VE-cadherin contributes to the ferroptosis-inducing effect of PIEZO1 (A) Expression of VE-cadherin detected by immunohistochemistry assay in lungs of mice 24 h after exposure to 15-Gy of ionizing radiation (IR) or no radiation. Scale bars: 100 µm (left) and 50 µm (right) (B) Western blotting analysis of VE-cadherin and VE-cadherin fragment in HULEC-5a cell at 30 min, 1, 2 and 4 h after treatment with Yoda1. (C) Western blotting analysis of VE-cadherin and VE-cadherin fragment expression in HULEC-5a cell at 6, 12, and 24 h after exposure to IR or no radiation. (D) Western blot and RT-PCR analyses showing successful knockdown of VE-cadherin in HULEC-5a cells. (E) ROS measurement in HULEC-5a cells with knockdown of VE-cadherin. (F) Lipid peroxidation assessment in HULEC-5a cells with knockdown of VE-cadherin. (G) Transmission electron microscopy images of HULEC-5a cells with or without knockdown of VE-cadherin. (H) ROS measurement in HULEC-5a cells with knockdown of VE-cadherin subjected to IR or no radiation.

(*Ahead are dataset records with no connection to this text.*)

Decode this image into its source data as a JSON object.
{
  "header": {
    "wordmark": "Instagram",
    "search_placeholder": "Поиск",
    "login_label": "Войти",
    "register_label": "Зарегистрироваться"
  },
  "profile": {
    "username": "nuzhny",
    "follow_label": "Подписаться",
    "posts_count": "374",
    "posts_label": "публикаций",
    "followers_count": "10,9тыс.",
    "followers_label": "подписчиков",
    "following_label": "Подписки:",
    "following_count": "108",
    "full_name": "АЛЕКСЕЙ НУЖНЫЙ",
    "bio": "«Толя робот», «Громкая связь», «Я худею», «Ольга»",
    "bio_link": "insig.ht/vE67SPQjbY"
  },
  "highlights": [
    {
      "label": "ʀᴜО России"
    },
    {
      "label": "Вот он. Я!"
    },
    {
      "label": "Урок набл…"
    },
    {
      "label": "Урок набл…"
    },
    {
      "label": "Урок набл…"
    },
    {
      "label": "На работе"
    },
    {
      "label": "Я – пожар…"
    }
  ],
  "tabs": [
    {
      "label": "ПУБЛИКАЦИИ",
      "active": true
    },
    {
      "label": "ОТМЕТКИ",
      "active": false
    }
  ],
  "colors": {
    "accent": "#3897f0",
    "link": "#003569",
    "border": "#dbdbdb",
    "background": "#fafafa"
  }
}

The results are from the same batch of experiment shown in Figure 4E (I) Lipid peroxidation assessment in HULEC-5a cells with knockdown of VE-cadherin subjected to IR or no radiation. The results are from the same batch of experiment shown in Figure 4F (J) Western blot and RT-PCR analyses showing successful overexpression of VE-cadherin in HULEC-5a cells. (K) ROS measurement in HULEC-5a cells with overexpression of VE-cadherin with Yoda1 treatment. (L) Lipid peroxidation assessment in HULEC-5a cells with overexpression of VE-cadherin with Yoda1 treatment. (M) ROS measurement in HULEC-5a cells with overexpression of VE-cadherin with IR. The results are from the same batch of experiment shown in Figure 4K (N) Lipid peroxidation assessment in HULEC-5a cells with overexpression of VE-cadherin with IR. The results are from the same batch of experiment shown in Figure 4L (O) Transmission electron microscopy images of HULEC-5a cells with overexpression of VE-cadherin with Yoda1 treatment. (P) Transmission electron microscopy images of HULEC-5a cells with overexpression of VE-cadherin before IR. Data were plotted as means ± SEM. n = 3 independent repeats. **, p < 0.01 vs control; ^##, p < 0.01 vs NC; ^%%, p < 0.01 vs IR; ^$$, p < 0.01 vs IR + NC (negative control; ^{^^}, p < 0.01 vs Yoda1; ⁺⁺, p < 0.01 vs Yoda1+NC).

FIGURE 5

A schematic diagram summarizing the mechanism of PIEZO1 in regulating ionizing radiation-induced ferroptosis in lung endothelial cells. Ionizing radiation leads to increased PIEZO1 expression in lung endothelial cells. Increased expression of PIEZO1 increases intracellular Ca²⁺ concentration, which further increases calpain activity. Calpain increases degradation of VE-cadherin and promotes the development of ferroptosis possibly by YAP signaling.